Ферди не заметил, что расплескал шампанское. Я понял: он слегка опьянел.
— Что теперь будет, Ферди?
— Ну вот. Я бы тоже хотел знать. Ждем маленькую свинью в любую минуту. — Он потянулся, чтобы потрепать таксу. — Хороший Бодин! Хороший песик. — Но собака, оскалив клыки, попятилась под стойку, и Ферди потерял равновесие.
— Я слушаю.
— А что я должен был делать — бежать за ним и отменить приглашение? — Он пролил шампанское на руку и слизал капли.
— Смотри, фужер уронишь.
— Маленькая свинья. — Ферди поднял фужер на уровень груди и опустил голову. Он был похож на большого взлохмаченного медведя и в нем была та же неуклюжая сила, что у этого враждебного создания.
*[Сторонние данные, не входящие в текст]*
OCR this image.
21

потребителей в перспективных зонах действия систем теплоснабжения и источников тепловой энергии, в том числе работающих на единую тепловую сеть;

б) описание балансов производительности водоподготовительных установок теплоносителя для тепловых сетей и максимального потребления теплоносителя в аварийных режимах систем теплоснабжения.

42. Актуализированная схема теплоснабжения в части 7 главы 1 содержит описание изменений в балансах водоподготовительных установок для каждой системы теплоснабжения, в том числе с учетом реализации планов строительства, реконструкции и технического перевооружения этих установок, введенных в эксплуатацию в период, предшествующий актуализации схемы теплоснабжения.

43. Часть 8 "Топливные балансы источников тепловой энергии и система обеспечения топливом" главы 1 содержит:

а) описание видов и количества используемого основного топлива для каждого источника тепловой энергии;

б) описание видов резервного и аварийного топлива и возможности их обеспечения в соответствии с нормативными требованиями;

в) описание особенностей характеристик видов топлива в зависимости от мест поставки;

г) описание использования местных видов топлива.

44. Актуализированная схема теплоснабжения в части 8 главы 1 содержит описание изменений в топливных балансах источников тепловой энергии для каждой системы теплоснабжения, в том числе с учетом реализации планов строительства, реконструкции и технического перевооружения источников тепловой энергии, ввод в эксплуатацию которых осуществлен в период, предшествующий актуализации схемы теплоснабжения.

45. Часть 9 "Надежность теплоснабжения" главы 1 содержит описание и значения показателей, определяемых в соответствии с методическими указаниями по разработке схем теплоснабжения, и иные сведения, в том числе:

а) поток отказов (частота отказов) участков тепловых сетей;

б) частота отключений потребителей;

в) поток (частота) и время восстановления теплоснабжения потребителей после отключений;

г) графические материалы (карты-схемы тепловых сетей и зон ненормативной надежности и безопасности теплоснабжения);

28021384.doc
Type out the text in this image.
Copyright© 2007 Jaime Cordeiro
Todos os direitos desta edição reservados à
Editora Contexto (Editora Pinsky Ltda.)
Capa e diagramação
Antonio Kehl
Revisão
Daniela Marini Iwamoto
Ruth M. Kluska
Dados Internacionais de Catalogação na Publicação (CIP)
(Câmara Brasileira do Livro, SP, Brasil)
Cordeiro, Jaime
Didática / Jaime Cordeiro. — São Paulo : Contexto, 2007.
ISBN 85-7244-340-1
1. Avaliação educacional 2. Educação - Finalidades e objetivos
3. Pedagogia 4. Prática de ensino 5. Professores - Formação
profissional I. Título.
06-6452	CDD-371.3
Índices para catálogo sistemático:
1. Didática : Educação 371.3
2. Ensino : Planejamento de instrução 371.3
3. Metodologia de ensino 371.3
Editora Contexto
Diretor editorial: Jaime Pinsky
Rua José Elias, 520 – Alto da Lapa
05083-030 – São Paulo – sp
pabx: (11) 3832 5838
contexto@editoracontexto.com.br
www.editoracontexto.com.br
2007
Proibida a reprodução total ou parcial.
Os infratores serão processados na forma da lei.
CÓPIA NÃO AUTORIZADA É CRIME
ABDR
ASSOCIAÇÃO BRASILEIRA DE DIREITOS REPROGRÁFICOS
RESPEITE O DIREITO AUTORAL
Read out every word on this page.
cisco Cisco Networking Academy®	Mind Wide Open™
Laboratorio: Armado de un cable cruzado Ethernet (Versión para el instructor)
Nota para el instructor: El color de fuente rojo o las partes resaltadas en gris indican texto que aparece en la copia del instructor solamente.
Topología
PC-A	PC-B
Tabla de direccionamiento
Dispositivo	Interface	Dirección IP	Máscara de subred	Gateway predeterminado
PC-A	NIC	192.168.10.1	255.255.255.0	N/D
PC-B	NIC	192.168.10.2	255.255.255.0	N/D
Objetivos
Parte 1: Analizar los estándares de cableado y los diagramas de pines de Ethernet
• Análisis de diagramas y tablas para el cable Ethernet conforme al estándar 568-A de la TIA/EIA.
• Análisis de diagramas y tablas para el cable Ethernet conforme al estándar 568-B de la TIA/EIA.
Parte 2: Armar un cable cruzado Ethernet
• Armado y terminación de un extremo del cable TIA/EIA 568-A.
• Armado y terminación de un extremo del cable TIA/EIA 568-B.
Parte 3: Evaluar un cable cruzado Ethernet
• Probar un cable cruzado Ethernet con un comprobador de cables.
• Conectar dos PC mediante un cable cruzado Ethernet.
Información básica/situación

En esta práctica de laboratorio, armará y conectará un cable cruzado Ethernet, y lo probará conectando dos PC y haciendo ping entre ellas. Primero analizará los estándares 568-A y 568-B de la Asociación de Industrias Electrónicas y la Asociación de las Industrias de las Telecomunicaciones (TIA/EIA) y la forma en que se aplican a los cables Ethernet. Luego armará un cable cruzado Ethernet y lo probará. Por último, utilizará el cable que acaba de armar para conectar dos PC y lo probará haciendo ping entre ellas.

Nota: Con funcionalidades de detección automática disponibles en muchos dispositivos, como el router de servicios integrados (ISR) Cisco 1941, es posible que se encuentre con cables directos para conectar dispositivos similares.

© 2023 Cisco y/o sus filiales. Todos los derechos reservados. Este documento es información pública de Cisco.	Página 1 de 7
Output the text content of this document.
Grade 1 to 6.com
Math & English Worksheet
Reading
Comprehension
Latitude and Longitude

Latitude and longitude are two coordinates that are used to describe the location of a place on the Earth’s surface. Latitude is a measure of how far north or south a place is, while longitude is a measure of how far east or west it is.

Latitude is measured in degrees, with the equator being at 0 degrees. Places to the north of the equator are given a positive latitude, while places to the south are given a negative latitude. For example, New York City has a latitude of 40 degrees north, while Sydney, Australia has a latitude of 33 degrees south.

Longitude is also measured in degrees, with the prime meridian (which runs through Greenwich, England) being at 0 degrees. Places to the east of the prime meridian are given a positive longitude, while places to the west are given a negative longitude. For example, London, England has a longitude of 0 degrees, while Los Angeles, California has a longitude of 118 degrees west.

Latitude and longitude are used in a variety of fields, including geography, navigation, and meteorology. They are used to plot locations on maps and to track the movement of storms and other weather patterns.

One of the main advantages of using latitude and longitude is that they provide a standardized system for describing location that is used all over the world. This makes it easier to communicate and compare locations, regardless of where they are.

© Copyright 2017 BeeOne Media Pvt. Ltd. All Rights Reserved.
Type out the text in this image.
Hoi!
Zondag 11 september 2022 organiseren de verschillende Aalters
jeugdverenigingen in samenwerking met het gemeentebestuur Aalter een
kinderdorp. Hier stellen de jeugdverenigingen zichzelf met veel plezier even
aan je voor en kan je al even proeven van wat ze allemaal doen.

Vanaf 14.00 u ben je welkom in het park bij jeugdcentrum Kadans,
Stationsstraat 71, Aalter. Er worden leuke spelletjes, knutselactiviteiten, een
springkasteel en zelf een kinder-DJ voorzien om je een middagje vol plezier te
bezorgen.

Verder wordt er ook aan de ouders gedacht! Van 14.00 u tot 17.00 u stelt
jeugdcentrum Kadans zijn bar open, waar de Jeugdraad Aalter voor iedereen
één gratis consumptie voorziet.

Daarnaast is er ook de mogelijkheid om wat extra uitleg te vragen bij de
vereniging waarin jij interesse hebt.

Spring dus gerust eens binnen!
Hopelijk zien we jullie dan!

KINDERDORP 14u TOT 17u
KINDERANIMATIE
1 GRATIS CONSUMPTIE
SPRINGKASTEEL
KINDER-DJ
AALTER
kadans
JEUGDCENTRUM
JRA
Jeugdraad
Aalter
— Что делают «синие» — разве можно так сближать две подводные лодки?
Ферди понимающе улыбнулся, вытер рот черным шелковым носовым платком, который достал из верхнего кармана.
— Шлегель прогибается перед адмиралами. Подсказывает им, как выиграть игру.
— Сделай одолжение, Ферди. То, что случилось сегодня, всего лишь самая типичная глупость «синих». Шлегель здесь не причем. Если он решит тебя достать, то будет делать это не так.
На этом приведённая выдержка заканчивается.